Conta-nos o livro sagrado que, no ano 445 a.C., retornavam à cidade de Jerusalém os judeus que haviam sido escravos na Babilônia, debaixo do reinado de Nabucodonosor II. A antiga capital da nação judaica fora queimada e destruída pelos seus inimigos. Neemias era um judeu eunuco que servia no palácio de Artaxerxes I, rei da Pérsia. Quando ele soube da condição de Jerusalém, pediu ao rei que lhe permitisse retornar à cidade de seus pais para reconstruí-la. O rei consentiu.

Ao chegar em Jerusalém, Neemias reuniu os homens e os estimulou à empreitada de erguer os muros e as portas da cidade, para que pudessem, novamente, habitar naquele lugar. Mas o governante Sambalate, juntamente com seus oficiais, zombavam e desprezavam o projeto.

Neste momento levantaram-se os homens simples, os trabalhadores, os comerciantes, os músicos, os sacerdotes e as mulheres para dar início à construção. Isso mesmo: todos decidiram arregaçar as mangas, dos fortes aos frágeis, sem exceção.

Vendo Sambalate que o muro se erguia, reuniu um exército para derrubá-lo. De todos os lugares juntava homens para invadir Jerusalém e destruir a obra que os judeus haviam iniciado. Nesse tempo os construtores já estavam perdendo as suas forças, pois além do muro que erigiam, havia muito entulho para ser retirado das antigas ruínas.

Então Neemias armou as famílias que ali estavam, ordenou que vigiassem a cidade e que os construtores retomassem a obra. Cercados por uma numerosa milícia, na iminência de uma batalha, aqueles que reconstruíam o muro e os carregadores que transportavam as cargas faziam o seu trabalho com apenas uma das mãos.

A outra segurava a espada.

O testemunho é de que aqueles homens não trocavam sequer a roupa do corpo: de dia trabalhavam, à noite vigiavam. Houve ainda muitas ameaças e emboscadas de Sambalate e seus homens a fim de matar Neemias, mas ele orou a Deus e pediu: fortalece as minhas mãos!

E cinquenta e dois dias após sua chegada à Jerusalém, o muro estava erguido com as suas portas e trancas.

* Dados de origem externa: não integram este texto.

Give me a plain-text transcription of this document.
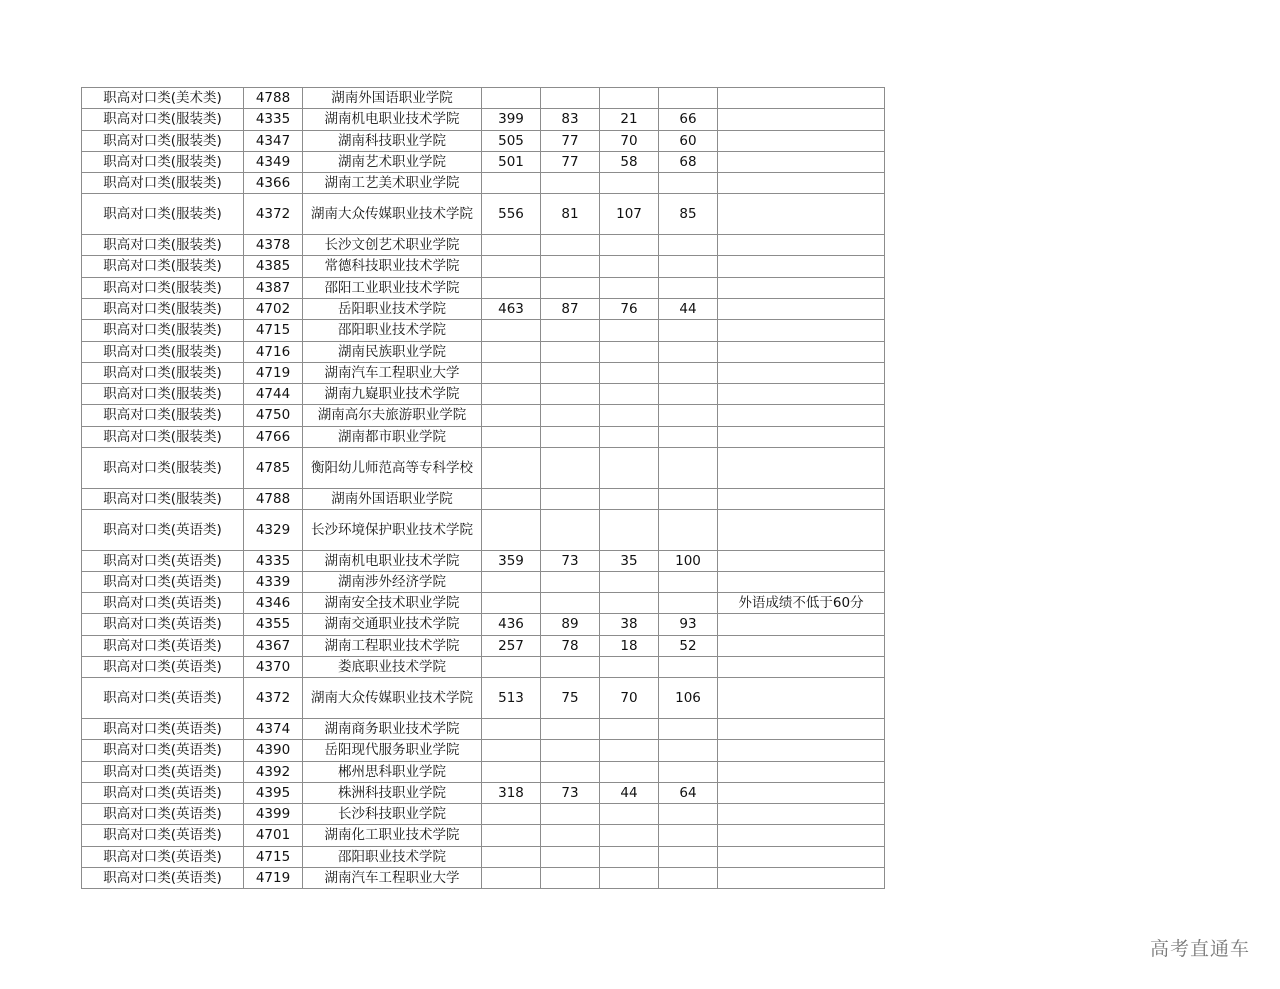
职高对口类(美术类)	4788	湖南外国语职业学院					
职高对口类(服装类)	4335	湖南机电职业技术学院	399	83	21	66	
职高对口类(服装类)	4347	湖南科技职业学院	505	77	70	60	
职高对口类(服装类)	4349	湖南艺术职业学院	501	77	58	68	
职高对口类(服装类)	4366	湖南工艺美术职业学院					
职高对口类(服装类)	4372	湖南大众传媒职业技术学院	556	81	107	85	
职高对口类(服装类)	4378	长沙文创艺术职业学院					
职高对口类(服装类)	4385	常德科技职业技术学院					
职高对口类(服装类)	4387	邵阳工业职业技术学院					
职高对口类(服装类)	4702	岳阳职业技术学院	463	87	76	44	
职高对口类(服装类)	4715	邵阳职业技术学院					
职高对口类(服装类)	4716	湖南民族职业学院					
职高对口类(服装类)	4719	湖南汽车工程职业大学					
职高对口类(服装类)	4744	湖南九嶷职业技术学院					
职高对口类(服装类)	4750	湖南高尔夫旅游职业学院					
职高对口类(服装类)	4766	湖南都市职业学院					
职高对口类(服装类)	4785	衡阳幼儿师范高等专科学校					
职高对口类(服装类)	4788	湖南外国语职业学院					
职高对口类(英语类)	4329	长沙环境保护职业技术学院					
职高对口类(英语类)	4335	湖南机电职业技术学院	359	73	35	100	
职高对口类(英语类)	4339	湖南涉外经济学院					
职高对口类(英语类)	4346	湖南安全技术职业学院					外语成绩不低于60分
职高对口类(英语类)	4355	湖南交通职业技术学院	436	89	38	93	
职高对口类(英语类)	4367	湖南工程职业技术学院	257	78	18	52	
职高对口类(英语类)	4370	娄底职业技术学院					
职高对口类(英语类)	4372	湖南大众传媒职业技术学院	513	75	70	106	
职高对口类(英语类)	4374	湖南商务职业技术学院					
职高对口类(英语类)	4390	岳阳现代服务职业学院					
职高对口类(英语类)	4392	郴州思科职业学院					
职高对口类(英语类)	4395	株洲科技职业学院	318	73	44	64	
职高对口类(英语类)	4399	长沙科技职业学院					
职高对口类(英语类)	4701	湖南化工职业技术学院					
职高对口类(英语类)	4715	邵阳职业技术学院					
职高对口类(英语类)	4719	湖南汽车工程职业大学					
高考直通车
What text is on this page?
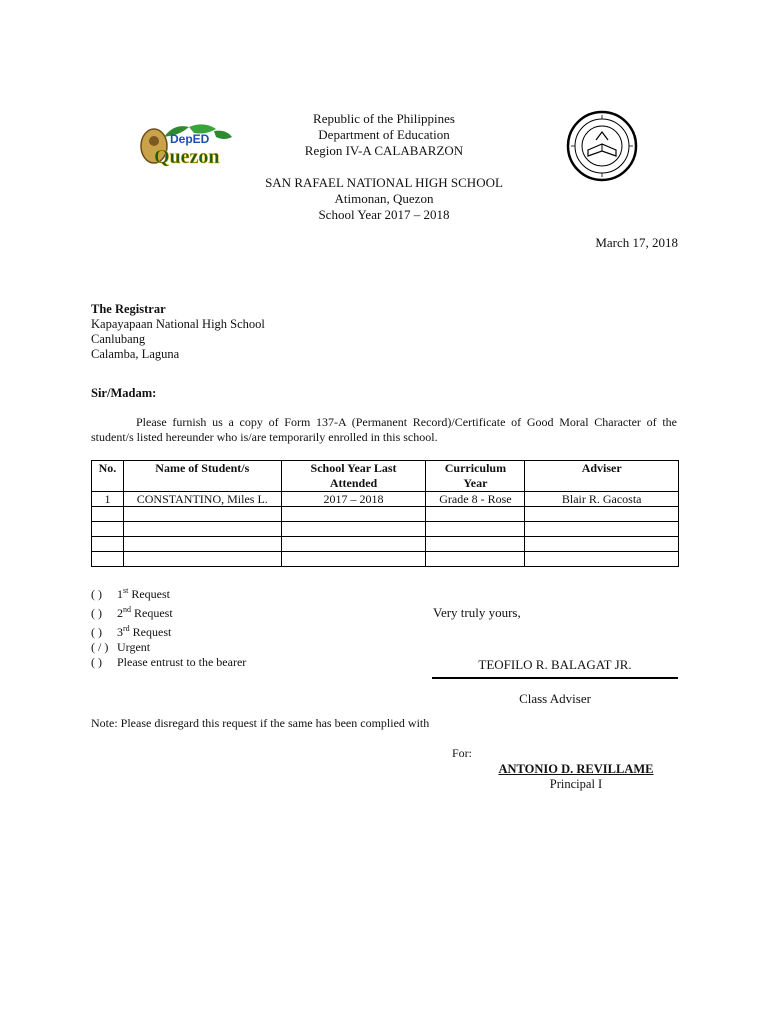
DepED
Quezon
Republic of the Philippines
Department of Education
Region IV-A CALABARZON
SAN RAFAEL NATIONAL HIGH SCHOOL
Atimonan, Quezon
School Year 2017 – 2018
March 17, 2018
The Registrar
Kapayapaan National High School
Canlubang
Calamba, Laguna
Sir/Madam:
Please furnish us a copy of Form 137-A (Permanent Record)/Certificate of Good Moral Character of the student/s listed hereunder who is/are temporarily enrolled in this school.
No.	Name of Student/s	School Year Last Attended	Curriculum Year	Adviser
1	CONSTANTINO, Miles L.	2017 – 2018	Grade 8 - Rose	Blair R. Gacosta

( ) 1st Request
( ) 2nd Request
( ) 3rd Request
( / ) Urgent
( ) Please entrust to the bearer
Very truly yours,
TEOFILO R. BALAGAT JR.
Class Adviser
Note: Please disregard this request if the same has been complied with
For:
ANTONIO D. REVILLAME
Principal I
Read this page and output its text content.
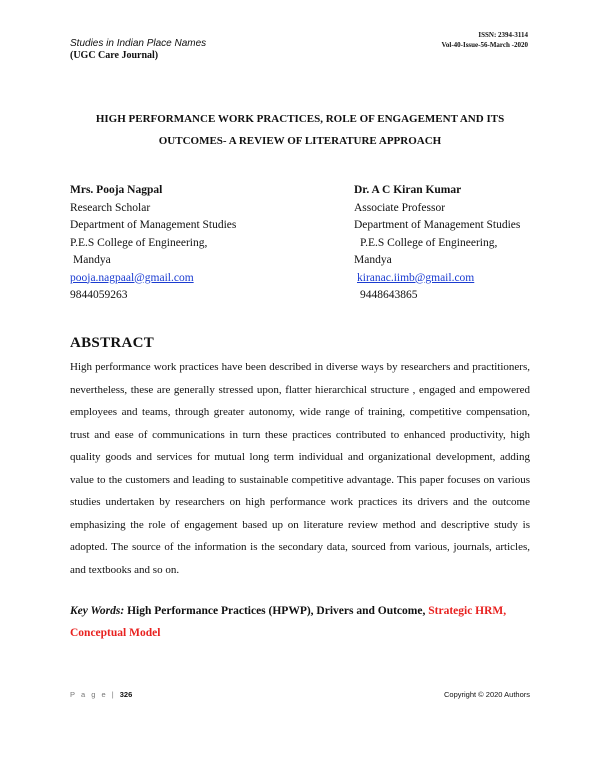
Studies in Indian Place Names
(UGC Care Journal)
ISSN: 2394-3114
Vol-40-Issue-56-March -2020
HIGH PERFORMANCE WORK PRACTICES, ROLE OF ENGAGEMENT AND ITS
OUTCOMES- A REVIEW OF LITERATURE APPROACH
Mrs. Pooja Nagpal
Research Scholar
Department of Management Studies
P.E.S College of Engineering,
Mandya
pooja.nagpaal@gmail.com
9844059263
Dr. A C Kiran Kumar
Associate Professor
Department of Management Studies
P.E.S College of Engineering,
Mandya
kiranac.iimb@gmail.com
9448643865
ABSTRACT
High performance work practices have been described in diverse ways by researchers and practitioners, nevertheless, these are generally stressed upon, flatter hierarchical structure , engaged and empowered employees and teams, through greater autonomy, wide range of training, competitive compensation, trust and ease of communications in turn these practices contributed to enhanced productivity, high quality goods and services for mutual long term individual and organizational development, adding value to the customers and leading to sustainable competitive advantage. This paper focuses on various studies undertaken by researchers on high performance work practices its drivers and the outcome emphasizing the role of engagement based up on literature review method and descriptive study is adopted. The source of the information is the secondary data, sourced from various, journals, articles, and textbooks and so on.
Key Words: High Performance Practices (HPWP), Drivers and Outcome, Strategic HRM,
Conceptual Model
P a g e | 326	Copyright © 2020 Authors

Que história! Com uma mão aqueles homens seguravam a pá, o martelo e o prumo; com a outra, a lança. Li este texto quando era jovem e a imagem dos braços duplamente ocupados se impregnou na minha mente: o guerreiro e o servo, o colérico e o fleumático, arquétipos antagônicos reunidos sob a urgência de uma bravura indômita.

Não se trata de força explosiva e juvenil, mas constante e inabalável, a mesma que move o pai de família, a mãe que labuta, o homem comum.

Portanto faço uma sugestão ao estimado leitor: para cada lema de Josemaría Escrivá (ou visão teológica de Kuyper, para os protestantes), anexe um estratagema do general Sun Tzu.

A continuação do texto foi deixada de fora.